The Air Force has been saying for years that it needs 380 Raptor stealth fighters to fill out its fighter force, but Congress has capped the program at 180 to keep costs around $60 billion. To make up for the shortfall, the Air Force is considering upgrading 180 of its youngest F-15s with new "electronically scanned" APG-63(v)3 radars roughly comparable to the Raptor's APG-77. What you get is a "Raptor Lite" lacking only the Raptor's stealth and more powerful engines.
Traditional radars are mechanically steered. In other words, you've got one antenna that literally sweeps back and forth, emitting radio waves to detect targets. That creates blind spots. In the new "Active Electronically Scanned Array" radars, by contrast, there are hundreds of individual emitters all packed together, each capable of shooting its beam in a different direction. With an AESA (pronounced "ay-ee-suh," you can scan a whole lot of airspace with just one jet -- and there are all sorts of fringe benefits. AESAs can be focused to jam other radars or even to transmit data.

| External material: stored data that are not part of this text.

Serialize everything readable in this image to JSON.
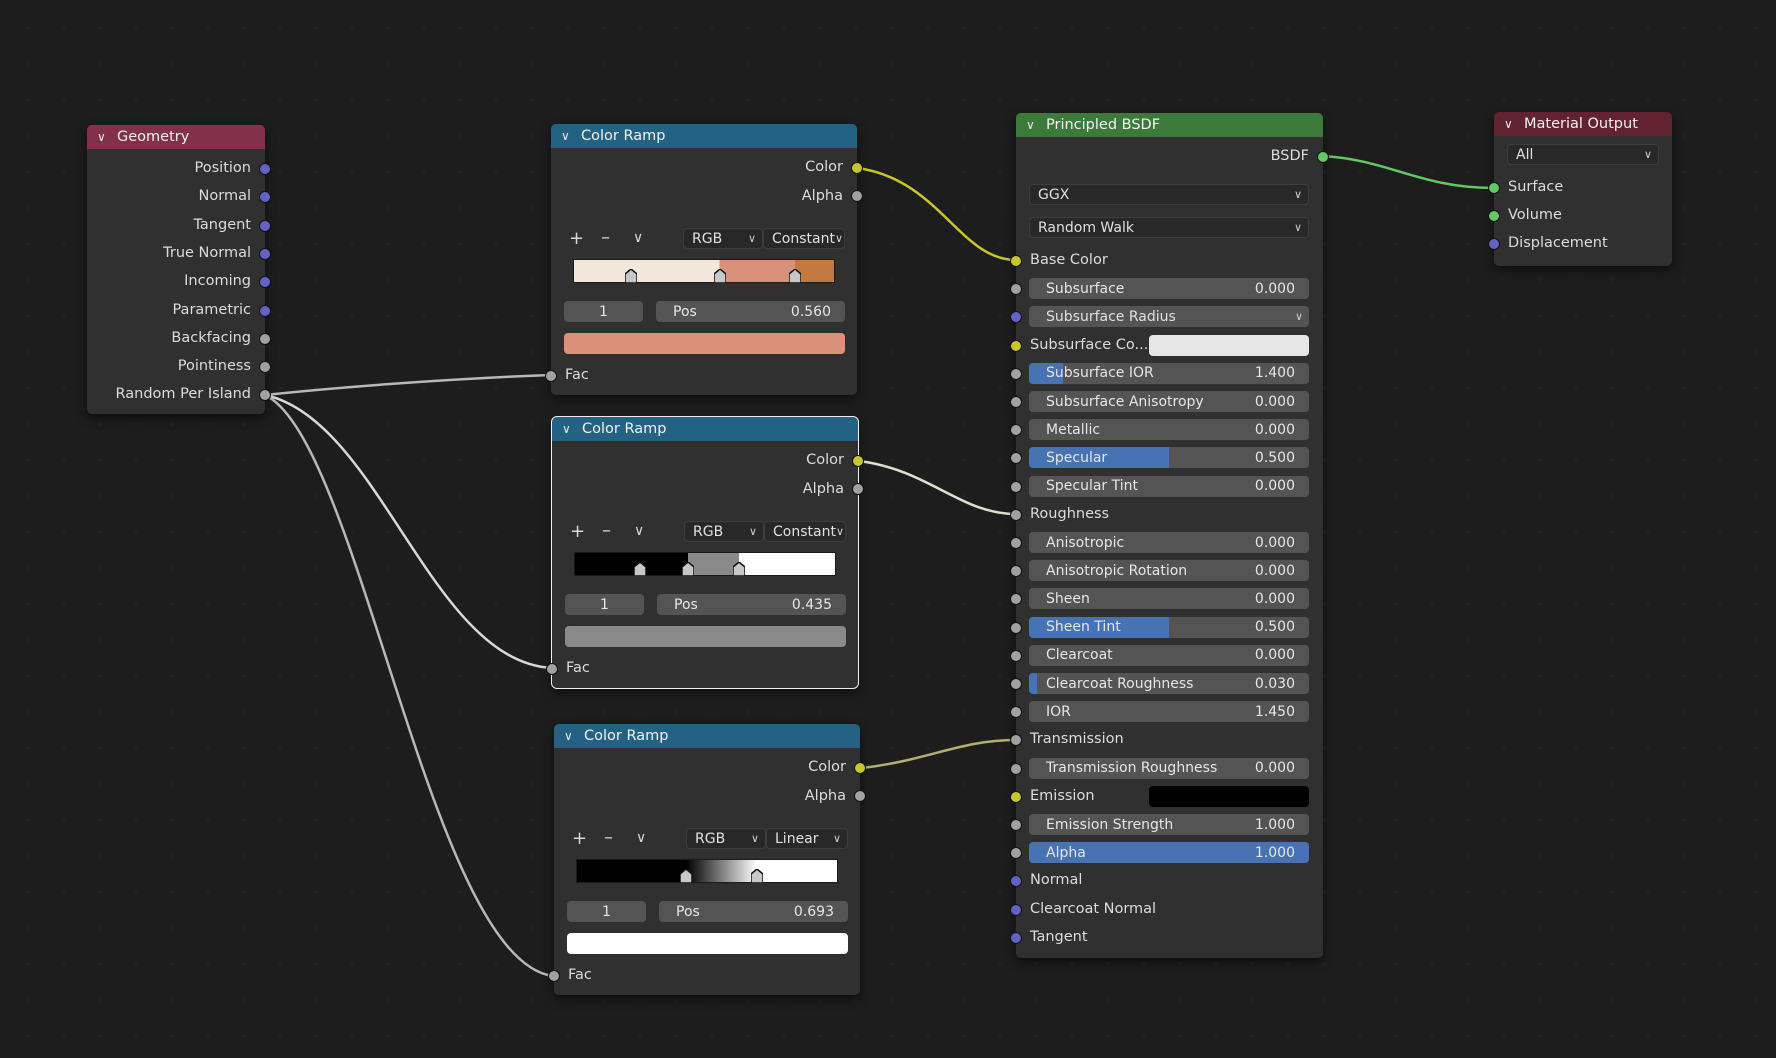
{
  "colors": {
    "socket_vector": "#6363c7",
    "socket_float": "#a1a1a1",
    "socket_color": "#c7c729",
    "socket_shader": "#63c763",
    "slider_fill": "#4772b3"
  },
  "geometry": {
    "title": "Geometry",
    "outputs": [
      "Position",
      "Normal",
      "Tangent",
      "True Normal",
      "Incoming",
      "Parametric",
      "Backfacing",
      "Pointiness",
      "Random Per Island"
    ]
  },
  "ramp1": {
    "title": "Color Ramp",
    "out_color": "Color",
    "out_alpha": "Alpha",
    "mode": "RGB",
    "interp": "Constant",
    "index": "1",
    "pos_label": "Pos",
    "pos": "0.560",
    "swatch": "#d9917a",
    "stops": [
      0.22,
      0.56,
      0.85
    ],
    "segments": [
      "#f3e6da",
      "#d9917a",
      "#c47a3f"
    ],
    "in_fac": "Fac"
  },
  "ramp2": {
    "title": "Color Ramp",
    "out_color": "Color",
    "out_alpha": "Alpha",
    "mode": "RGB",
    "interp": "Constant",
    "index": "1",
    "pos_label": "Pos",
    "pos": "0.435",
    "swatch": "#8a8a8a",
    "stops": [
      0.25,
      0.435,
      0.63
    ],
    "segments": [
      "#000000",
      "#8a8a8a",
      "#ffffff"
    ],
    "in_fac": "Fac"
  },
  "ramp3": {
    "title": "Color Ramp",
    "out_color": "Color",
    "out_alpha": "Alpha",
    "mode": "RGB",
    "interp": "Linear",
    "index": "1",
    "pos_label": "Pos",
    "pos": "0.693",
    "swatch": "#ffffff",
    "stops": [
      0.42,
      0.693
    ],
    "in_fac": "Fac"
  },
  "bsdf": {
    "title": "Principled BSDF",
    "out": "BSDF",
    "distribution": "GGX",
    "subsurface_method": "Random Walk",
    "base_color": "Base Color",
    "subsurface": {
      "label": "Subsurface",
      "value": "0.000",
      "fill": 0
    },
    "subsurface_radius": "Subsurface Radius",
    "subsurface_color": "Subsurface Co...",
    "subsurface_ior": {
      "label": "Subsurface IOR",
      "value": "1.400",
      "fill": 0.12
    },
    "subsurface_aniso": {
      "label": "Subsurface Anisotropy",
      "value": "0.000",
      "fill": 0
    },
    "metallic": {
      "label": "Metallic",
      "value": "0.000",
      "fill": 0
    },
    "specular": {
      "label": "Specular",
      "value": "0.500",
      "fill": 0.5
    },
    "specular_tint": {
      "label": "Specular Tint",
      "value": "0.000",
      "fill": 0
    },
    "roughness": "Roughness",
    "anisotropic": {
      "label": "Anisotropic",
      "value": "0.000",
      "fill": 0
    },
    "aniso_rot": {
      "label": "Anisotropic Rotation",
      "value": "0.000",
      "fill": 0
    },
    "sheen": {
      "label": "Sheen",
      "value": "0.000",
      "fill": 0
    },
    "sheen_tint": {
      "label": "Sheen Tint",
      "value": "0.500",
      "fill": 0.5
    },
    "clearcoat": {
      "label": "Clearcoat",
      "value": "0.000",
      "fill": 0
    },
    "clearcoat_rough": {
      "label": "Clearcoat Roughness",
      "value": "0.030",
      "fill": 0.03
    },
    "ior": {
      "label": "IOR",
      "value": "1.450",
      "fill": 0
    },
    "transmission": "Transmission",
    "trans_rough": {
      "label": "Transmission Roughness",
      "value": "0.000",
      "fill": 0
    },
    "emission": "Emission",
    "emission_strength": {
      "label": "Emission Strength",
      "value": "1.000",
      "fill": 0
    },
    "alpha": {
      "label": "Alpha",
      "value": "1.000",
      "fill": 1.0
    },
    "normal": "Normal",
    "clearcoat_normal": "Clearcoat Normal",
    "tangent": "Tangent"
  },
  "output": {
    "title": "Material Output",
    "target": "All",
    "inputs": [
      "Surface",
      "Volume",
      "Displacement"
    ]
  }
}
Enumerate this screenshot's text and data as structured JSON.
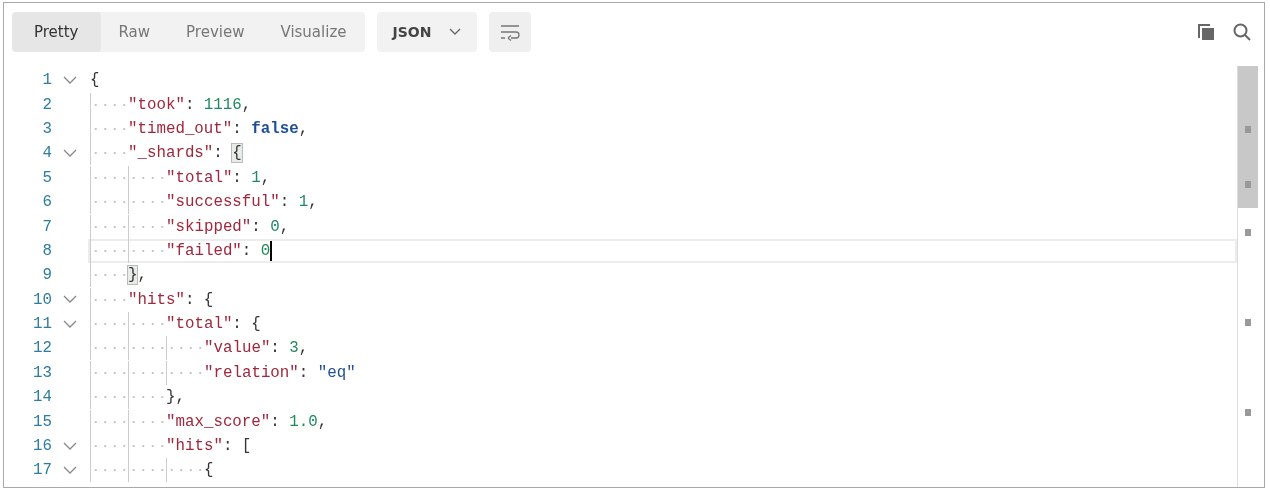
{
  "tabs": [
    {
      "label": "Pretty",
      "selected": true
    },
    {
      "label": "Raw",
      "selected": false
    },
    {
      "label": "Preview",
      "selected": false
    },
    {
      "label": "Visualize",
      "selected": false
    }
  ],
  "format_dropdown": {
    "value": "JSON"
  },
  "lines": [
    {
      "number": "1",
      "expanded": true,
      "active": false,
      "tokens": [
        {
          "kind": "punct",
          "text": "{"
        }
      ],
      "children": [
        {
          "number": "2",
          "active": false,
          "tokens": [
            {
              "kind": "key",
              "text": "\"took\""
            },
            {
              "kind": "punct",
              "text": ": "
            },
            {
              "kind": "num",
              "text": "1116"
            },
            {
              "kind": "punct",
              "text": ","
            }
          ]
        },
        {
          "number": "3",
          "active": false,
          "tokens": [
            {
              "kind": "key",
              "text": "\"timed_out\""
            },
            {
              "kind": "punct",
              "text": ": "
            },
            {
              "kind": "bool",
              "text": "false"
            },
            {
              "kind": "punct",
              "text": ","
            }
          ]
        },
        {
          "number": "4",
          "expanded": true,
          "active": false,
          "tokens": [
            {
              "kind": "key",
              "text": "\"_shards\""
            },
            {
              "kind": "punct",
              "text": ": "
            },
            {
              "kind": "match",
              "text": "{"
            }
          ],
          "children": [
            {
              "number": "5",
              "active": false,
              "tokens": [
                {
                  "kind": "key",
                  "text": "\"total\""
                },
                {
                  "kind": "punct",
                  "text": ": "
                },
                {
                  "kind": "num",
                  "text": "1"
                },
                {
                  "kind": "punct",
                  "text": ","
                }
              ]
            },
            {
              "number": "6",
              "active": false,
              "tokens": [
                {
                  "kind": "key",
                  "text": "\"successful\""
                },
                {
                  "kind": "punct",
                  "text": ": "
                },
                {
                  "kind": "num",
                  "text": "1"
                },
                {
                  "kind": "punct",
                  "text": ","
                }
              ]
            },
            {
              "number": "7",
              "active": false,
              "tokens": [
                {
                  "kind": "key",
                  "text": "\"skipped\""
                },
                {
                  "kind": "punct",
                  "text": ": "
                },
                {
                  "kind": "num",
                  "text": "0"
                },
                {
                  "kind": "punct",
                  "text": ","
                }
              ]
            },
            {
              "number": "8",
              "active": true,
              "tokens": [
                {
                  "kind": "key",
                  "text": "\"failed\""
                },
                {
                  "kind": "punct",
                  "text": ": "
                },
                {
                  "kind": "num",
                  "text": "0"
                }
              ]
            }
          ]
        },
        {
          "number": "9",
          "active": false,
          "tokens": [
            {
              "kind": "match",
              "text": "}"
            },
            {
              "kind": "punct",
              "text": ","
            }
          ]
        },
        {
          "number": "10",
          "expanded": true,
          "active": false,
          "tokens": [
            {
              "kind": "key",
              "text": "\"hits\""
            },
            {
              "kind": "punct",
              "text": ": {"
            }
          ],
          "children": [
            {
              "number": "11",
              "expanded": true,
              "active": false,
              "tokens": [
                {
                  "kind": "key",
                  "text": "\"total\""
                },
                {
                  "kind": "punct",
                  "text": ": {"
                }
              ],
              "children": [
                {
                  "number": "12",
                  "active": false,
                  "tokens": [
                    {
                      "kind": "key",
                      "text": "\"value\""
                    },
                    {
                      "kind": "punct",
                      "text": ": "
                    },
                    {
                      "kind": "num",
                      "text": "3"
                    },
                    {
                      "kind": "punct",
                      "text": ","
                    }
                  ]
                },
                {
                  "number": "13",
                  "active": false,
                  "tokens": [
                    {
                      "kind": "key",
                      "text": "\"relation\""
                    },
                    {
                      "kind": "punct",
                      "text": ": "
                    },
                    {
                      "kind": "str",
                      "text": "\"eq\""
                    }
                  ]
                }
              ]
            },
            {
              "number": "14",
              "active": false,
              "tokens": [
                {
                  "kind": "punct",
                  "text": "},"
                }
              ]
            },
            {
              "number": "15",
              "active": false,
              "tokens": [
                {
                  "kind": "key",
                  "text": "\"max_score\""
                },
                {
                  "kind": "punct",
                  "text": ": "
                },
                {
                  "kind": "num",
                  "text": "1.0"
                },
                {
                  "kind": "punct",
                  "text": ","
                }
              ]
            },
            {
              "number": "16",
              "expanded": true,
              "active": false,
              "tokens": [
                {
                  "kind": "key",
                  "text": "\"hits\""
                },
                {
                  "kind": "punct",
                  "text": ": ["
                }
              ],
              "children": [
                {
                  "number": "17",
                  "expanded": true,
                  "active": false,
                  "tokens": [
                    {
                      "kind": "punct",
                      "text": "{"
                    }
                  ]
                }
              ]
            }
          ]
        }
      ]
    }
  ]
}
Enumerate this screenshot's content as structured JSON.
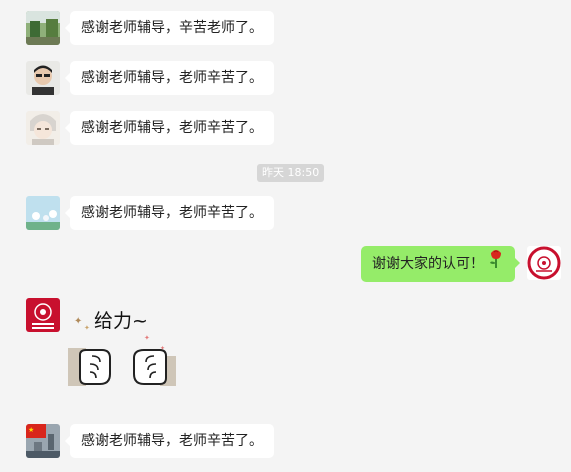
{
  "messages": [
    {
      "text": "感谢老师辅导，辛苦老师了。",
      "sender": "other"
    },
    {
      "text": "感谢老师辅导，老师辛苦了。",
      "sender": "other"
    },
    {
      "text": "感谢老师辅导，老师辛苦了。",
      "sender": "other"
    },
    {
      "text": "感谢老师辅导，老师辛苦了。",
      "sender": "other"
    },
    {
      "text": "谢谢大家的认可！",
      "sender": "me",
      "emoji": "rose-icon"
    },
    {
      "sticker": "gei-li-fist-bump",
      "sticker_text": "给力~",
      "sender": "other"
    },
    {
      "text": "感谢老师辅导，老师辛苦了。",
      "sender": "other"
    }
  ],
  "timestamp": "昨天 18:50",
  "colors": {
    "background": "#f4f4f4",
    "bubble_other": "#ffffff",
    "bubble_me": "#95ec69",
    "timestamp_bg": "#d6d6d6",
    "logo_red": "#c8102e"
  }
}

"Are there any drawbacks to the AESA?" Air Power Australia asks:
And as AESAs get cheaper, more fighters are being retrofitted or having them installed on the production line, especially in the U.S. Eighteen
Alaska-based F-15s received early-model (v)2 AESAs in the 1990s (these jets are now cascading down to Kadena, Japan, as Alaska get Raptors) and new Super Hornets got APG-79s beginning last year. The Air National Guard is next. The 180
AESA-equipped "Golden Eagles" will equip U.S.-based fighter squadrons, assuming Congress keeps the cash coming. The F-35's radar will be an
AESA, too, of course -- and the European Typhoon might get AESA sometime down the line.
UPDATE: Noah here, with a question. One of the biggest arguments for the Raptor was that China was starting, barely, to catch up to America's fighter jet force, building planes that might be considered in the same ballpark as old-school F-15s. But now that these U.S. jets are getting an AESA upgrade, doesn't that only undermine the case for the Raptor even further?